Scene 1: In the iconic basement, Ozzie is excited that Etienne is coming to visit. The Hunk, Mace Coronel, sits with his arm around his girlfriend. The Dumb One, Maxwell Acee Donovan, has broken up with his girlfriend.
A lot of heterosexual coupling going on. The guys offer to give Ozzie a ride to the airport in their van, but Ozzie asked Mrs. Foreman to do it: he doesn't want Etienne to get off the plane and hate America. What about his parents? Oh, regular cast only.
Gwen enters and introduces them to her new "not my boyfriend," Cole, played by Niles Fitch.
Ozzie tells him that he ranks guys on looks, popularity, communiy service, and butt. He's #1. Cole: "I know. I got your letter." At least this isn't a neutered gay guy.
Everyone razzes Gwen: "Not your boyfriend, right! No way you're not dating!"
Scene 2: Red, the father from That 70s Show, is reading the newspaper and drinking coffee. He asks, "Can you top me off, Honey?"
"Sure, Babe," but it's not his wife Kitty, it's Ozzie, har har. He wants to know where Kitty is: she agreed to drive him to the airport, and they have to leave soon.
Next door neighbor Bob ( Don Stark), also Leia's other grandfather, wants to show Red his rattlesnake eggs. "No one will fall for that prank," Red complains. But Kitty falls for it, and she's so surprised that she topples over the couch!
Scene 3: Kitty has sprained her ankle. She told the neighborhood ladies about her injury, maybe exaggerating a little, or a lot -- "I may have said I had a collapsed lung" -- so they are bringing over casseroles.
Neighbor Bob advises against lying about the severity of her injury: once you reach a certain age, the number of available men goes into sharp decline, so if they think that Kitty is dying, they'll latch onto her husband...
Scene 4: Gwen, the one who's not-dating the new guy Cole, yells at the other girl -- about that "boyfriend" stuff. "Now he wants to have a talk about us! He wants to be my boyfriend!"
The other girl doesn't understand what's wrong with that. Isn't it the goal of life?
"I....um...have never been in a relationship before. I'm nervous."
"Just hold his hand and leave your heart open." Ugh.
Scene 5: Since Grandma Kitty can't drive, Ozzie has to allow the guys to drive him to the airport in their van.
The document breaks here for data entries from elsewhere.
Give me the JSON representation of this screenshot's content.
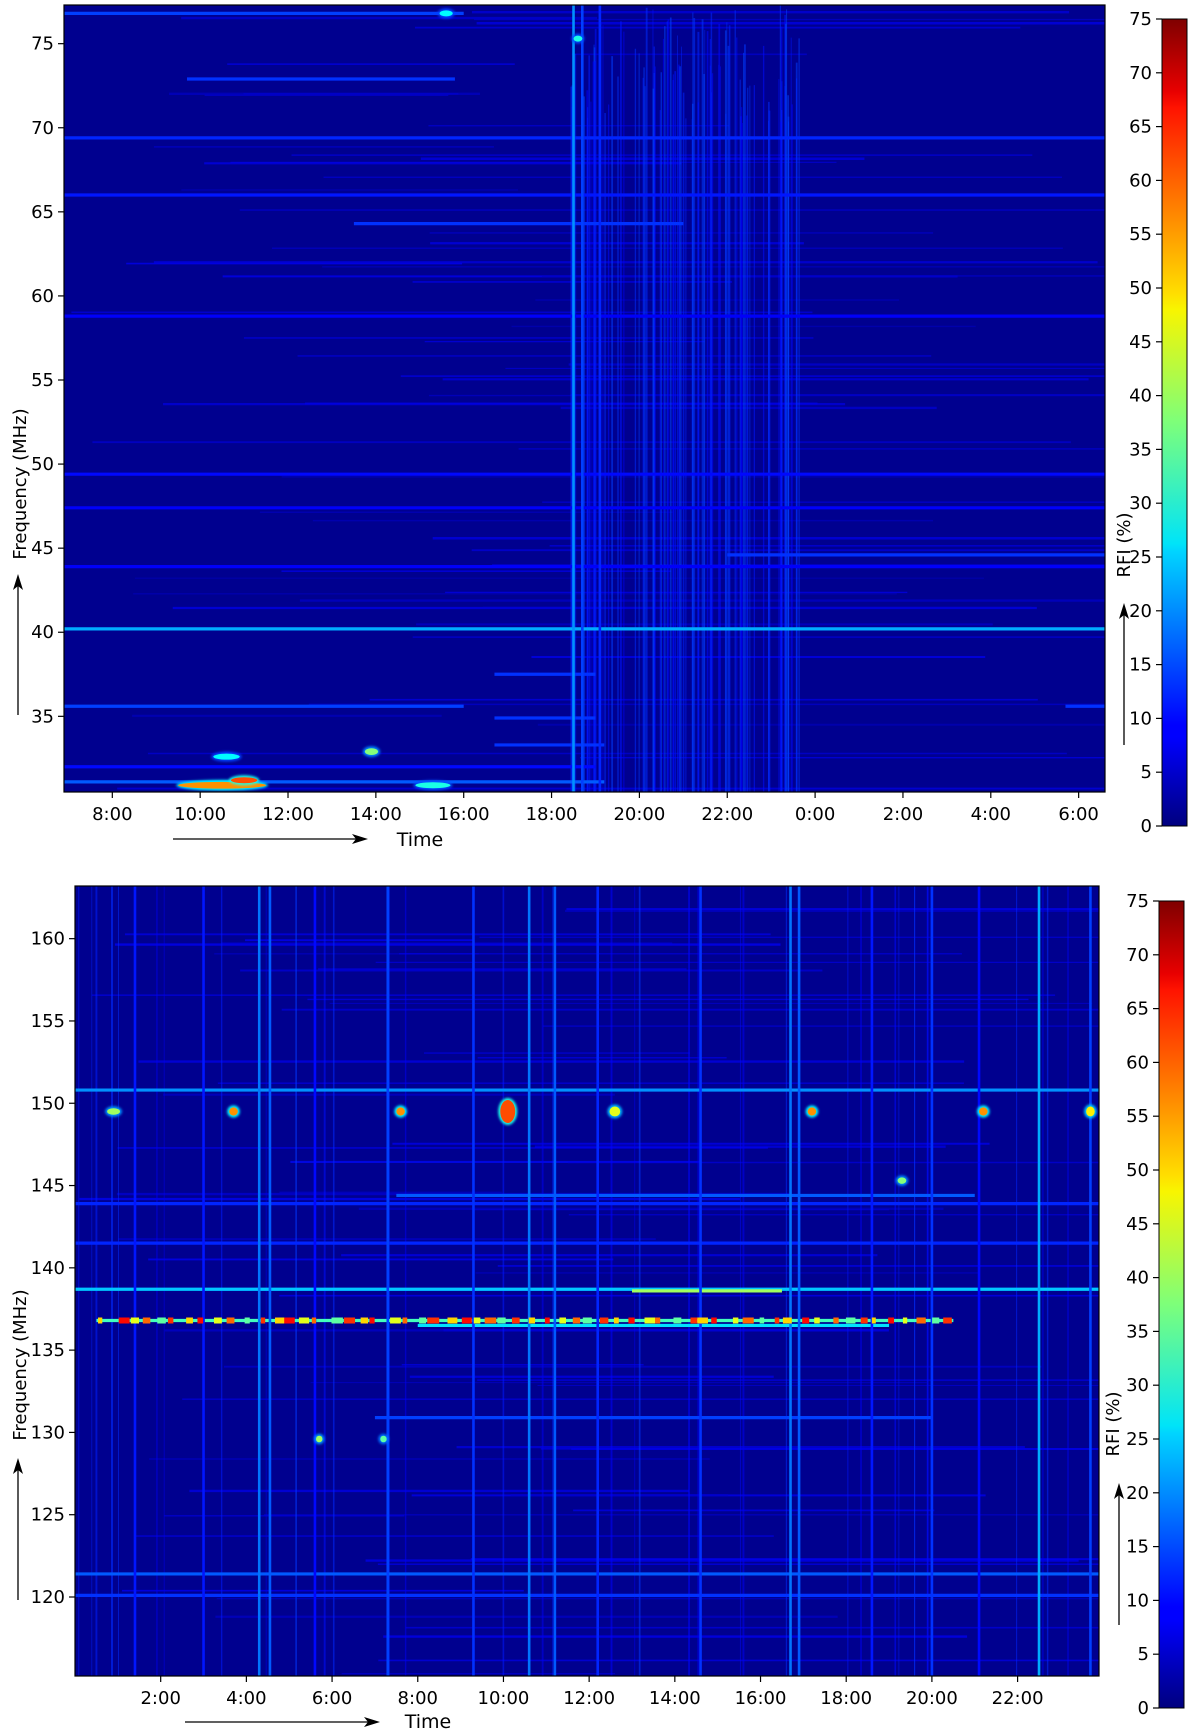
{
  "colormap": "jet",
  "chart_data": [
    {
      "type": "heatmap",
      "xlabel": "Time",
      "ylabel": "Frequency (MHz)",
      "xticks": [
        "8:00",
        "10:00",
        "12:00",
        "14:00",
        "16:00",
        "18:00",
        "20:00",
        "22:00",
        "0:00",
        "2:00",
        "4:00",
        "6:00"
      ],
      "xtick_hours": [
        8,
        10,
        12,
        14,
        16,
        18,
        20,
        22,
        24,
        26,
        28,
        30
      ],
      "xlim_hours": [
        6.9,
        30.6
      ],
      "yticks": [
        35,
        40,
        45,
        50,
        55,
        60,
        65,
        70,
        75
      ],
      "ylim": [
        30.5,
        77.3
      ],
      "colorbar": {
        "label": "RFI (%)",
        "ticks": [
          0,
          5,
          10,
          15,
          20,
          25,
          30,
          35,
          40,
          45,
          50,
          55,
          60,
          65,
          70,
          75
        ],
        "range": [
          0,
          75
        ]
      },
      "background_level": 4,
      "features": {
        "hlines": [
          {
            "f": 40.2,
            "level": 22
          },
          {
            "f": 64.3,
            "level": 13,
            "t": [
              13.5,
              21.0
            ]
          },
          {
            "f": 69.4,
            "level": 12
          },
          {
            "f": 66.0,
            "level": 11
          },
          {
            "f": 58.8,
            "level": 9
          },
          {
            "f": 49.4,
            "level": 10
          },
          {
            "f": 47.4,
            "level": 9
          },
          {
            "f": 44.6,
            "level": 13,
            "t": [
              22.0,
              30.6
            ]
          },
          {
            "f": 43.9,
            "level": 9
          },
          {
            "f": 35.6,
            "level": 14,
            "t": [
              6.9,
              16.0
            ]
          },
          {
            "f": 35.6,
            "level": 13,
            "t": [
              29.7,
              30.6
            ]
          },
          {
            "f": 31.1,
            "level": 16,
            "t": [
              6.9,
              19.2
            ]
          },
          {
            "f": 32.0,
            "level": 10,
            "t": [
              6.9,
              19.0
            ]
          },
          {
            "f": 33.3,
            "level": 13,
            "t": [
              16.7,
              19.2
            ]
          },
          {
            "f": 34.9,
            "level": 13,
            "t": [
              16.7,
              19.0
            ]
          },
          {
            "f": 37.5,
            "level": 13,
            "t": [
              16.7,
              19.0
            ]
          },
          {
            "f": 76.8,
            "level": 14,
            "t": [
              6.9,
              16.0
            ]
          },
          {
            "f": 72.9,
            "level": 13,
            "t": [
              9.7,
              15.8
            ]
          }
        ],
        "vlines": [
          {
            "t": 18.5,
            "level": 20,
            "f": [
              30.5,
              77.3
            ]
          },
          {
            "t": 18.7,
            "level": 14,
            "f": [
              30.5,
              77.3
            ]
          },
          {
            "t": 19.1,
            "level": 12,
            "f": [
              30.5,
              77.3
            ]
          }
        ],
        "vband": {
          "t": [
            18.4,
            23.8
          ],
          "level": 9,
          "count": 110
        },
        "hotspots": [
          {
            "t": 10.5,
            "f": 30.9,
            "level": 55,
            "w": 2,
            "h": 0.4
          },
          {
            "t": 11.0,
            "f": 31.2,
            "level": 60,
            "w": 0.6,
            "h": 0.3
          },
          {
            "t": 13.9,
            "f": 32.9,
            "level": 38,
            "w": 0.3,
            "h": 0.4
          },
          {
            "t": 15.3,
            "f": 30.9,
            "level": 30,
            "w": 0.8,
            "h": 0.3
          },
          {
            "t": 10.6,
            "f": 32.6,
            "level": 28,
            "w": 0.6,
            "h": 0.3
          },
          {
            "t": 15.6,
            "f": 76.8,
            "level": 28,
            "w": 0.3,
            "h": 0.3
          },
          {
            "t": 18.6,
            "f": 75.3,
            "level": 30,
            "w": 0.2,
            "h": 0.3
          }
        ]
      }
    },
    {
      "type": "heatmap",
      "xlabel": "Time",
      "ylabel": "Frequency (MHz)",
      "xticks": [
        "2:00",
        "4:00",
        "6:00",
        "8:00",
        "10:00",
        "12:00",
        "14:00",
        "16:00",
        "18:00",
        "20:00",
        "22:00"
      ],
      "xtick_hours": [
        2,
        4,
        6,
        8,
        10,
        12,
        14,
        16,
        18,
        20,
        22
      ],
      "xlim_hours": [
        0.0,
        23.9
      ],
      "yticks": [
        120,
        125,
        130,
        135,
        140,
        145,
        150,
        155,
        160
      ],
      "ylim": [
        115.2,
        163.2
      ],
      "colorbar": {
        "label": "RFI (%)",
        "ticks": [
          0,
          5,
          10,
          15,
          20,
          25,
          30,
          35,
          40,
          45,
          50,
          55,
          60,
          65,
          70,
          75
        ],
        "range": [
          0,
          75
        ]
      },
      "background_level": 5,
      "features": {
        "hlines": [
          {
            "f": 150.8,
            "level": 20
          },
          {
            "f": 138.7,
            "level": 24
          },
          {
            "f": 121.4,
            "level": 16
          },
          {
            "f": 120.1,
            "level": 13
          },
          {
            "f": 141.5,
            "level": 12
          },
          {
            "f": 143.9,
            "level": 12
          },
          {
            "f": 144.4,
            "level": 16,
            "t": [
              7.5,
              21.0
            ]
          },
          {
            "f": 130.9,
            "level": 14,
            "t": [
              7.0,
              20.0
            ]
          },
          {
            "f": 138.6,
            "level": 40,
            "t": [
              13.0,
              16.5
            ]
          },
          {
            "f": 136.8,
            "level": 33,
            "t": [
              0.5,
              20.5
            ]
          },
          {
            "f": 136.5,
            "level": 26,
            "t": [
              8.0,
              19.0
            ]
          }
        ],
        "vlines": [
          {
            "t": 22.5,
            "level": 22,
            "f": [
              115.2,
              163.2
            ]
          },
          {
            "t": 4.3,
            "level": 18,
            "f": [
              115.2,
              163.2
            ]
          },
          {
            "t": 4.55,
            "level": 16,
            "f": [
              115.2,
              163.2
            ]
          },
          {
            "t": 10.6,
            "level": 18,
            "f": [
              115.2,
              163.2
            ]
          },
          {
            "t": 11.2,
            "level": 16,
            "f": [
              115.2,
              163.2
            ]
          },
          {
            "t": 16.7,
            "level": 18,
            "f": [
              115.2,
              163.2
            ]
          },
          {
            "t": 16.9,
            "level": 16,
            "f": [
              115.2,
              163.2
            ]
          },
          {
            "t": 7.3,
            "level": 14,
            "f": [
              115.2,
              163.2
            ]
          },
          {
            "t": 9.3,
            "level": 13,
            "f": [
              115.2,
              163.2
            ]
          },
          {
            "t": 12.2,
            "level": 12,
            "f": [
              115.2,
              163.2
            ]
          },
          {
            "t": 14.6,
            "level": 13,
            "f": [
              115.2,
              163.2
            ]
          },
          {
            "t": 20.0,
            "level": 13,
            "f": [
              115.2,
              163.2
            ]
          },
          {
            "t": 23.7,
            "level": 14,
            "f": [
              115.2,
              163.2
            ]
          },
          {
            "t": 1.4,
            "level": 11,
            "f": [
              115.2,
              163.2
            ]
          },
          {
            "t": 3.0,
            "level": 11,
            "f": [
              115.2,
              163.2
            ]
          },
          {
            "t": 5.6,
            "level": 10,
            "f": [
              115.2,
              163.2
            ]
          },
          {
            "t": 18.6,
            "level": 11,
            "f": [
              115.2,
              163.2
            ]
          },
          {
            "t": 21.1,
            "level": 10,
            "f": [
              115.2,
              163.2
            ]
          }
        ],
        "vband": {
          "t": [
            0.0,
            23.9
          ],
          "level": 8,
          "count": 40
        },
        "hotspots": [
          {
            "t": 10.1,
            "f": 149.5,
            "level": 60,
            "w": 0.35,
            "h": 1.4
          },
          {
            "t": 3.7,
            "f": 149.5,
            "level": 55,
            "w": 0.2,
            "h": 0.5
          },
          {
            "t": 7.6,
            "f": 149.5,
            "level": 55,
            "w": 0.2,
            "h": 0.5
          },
          {
            "t": 12.6,
            "f": 149.5,
            "level": 45,
            "w": 0.25,
            "h": 0.6
          },
          {
            "t": 17.2,
            "f": 149.5,
            "level": 55,
            "w": 0.2,
            "h": 0.5
          },
          {
            "t": 21.2,
            "f": 149.5,
            "level": 55,
            "w": 0.2,
            "h": 0.5
          },
          {
            "t": 23.7,
            "f": 149.5,
            "level": 48,
            "w": 0.2,
            "h": 0.6
          },
          {
            "t": 0.9,
            "f": 149.5,
            "level": 40,
            "w": 0.3,
            "h": 0.4
          },
          {
            "t": 5.7,
            "f": 129.6,
            "level": 40,
            "w": 0.15,
            "h": 0.4
          },
          {
            "t": 7.2,
            "f": 129.6,
            "level": 35,
            "w": 0.15,
            "h": 0.4
          },
          {
            "t": 19.3,
            "f": 145.3,
            "level": 38,
            "w": 0.2,
            "h": 0.4
          }
        ],
        "dashes": {
          "f": 136.8,
          "t": [
            0.5,
            20.5
          ],
          "count": 60,
          "levels": [
            50,
            65,
            45,
            58,
            35,
            62
          ]
        }
      }
    }
  ]
}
They agree to "no hot-boxing, no Dutch Ovens, no mooning, and no Jay Leno impressions."
Scene 6: One of the girls reports back to Kitty about the ladies flirting with Red: Pam is cooking him chicken. Kitty imagines her as singer Carmen Electra hanging all over him and cooking seductively: "Do you want to shake or bake?" She forces the girl to piggy-back her downstairs and yells "Get away from him, you slut!", but it turns out to be an elderly lady.
Scene 7: At the airport, Ozzie is nervous. The passengers from Quebec arrive. The Dumb One: "I never realized how much Canadians look like us." But boyfriend Etienne isn't there!
Meanwhile, Gwen tells Leia that she broke up with "not my boyfriend" Cole.
"But he could be the love of your life. My parents met in high school." Eric and Donna? Aren't they divorced?
Suddenly Cole appears. They have a heart-to-heart: "I'm scared," yada yada yada. Why does the straight couple get a happy ending, while the gay guy gets left at the airport door?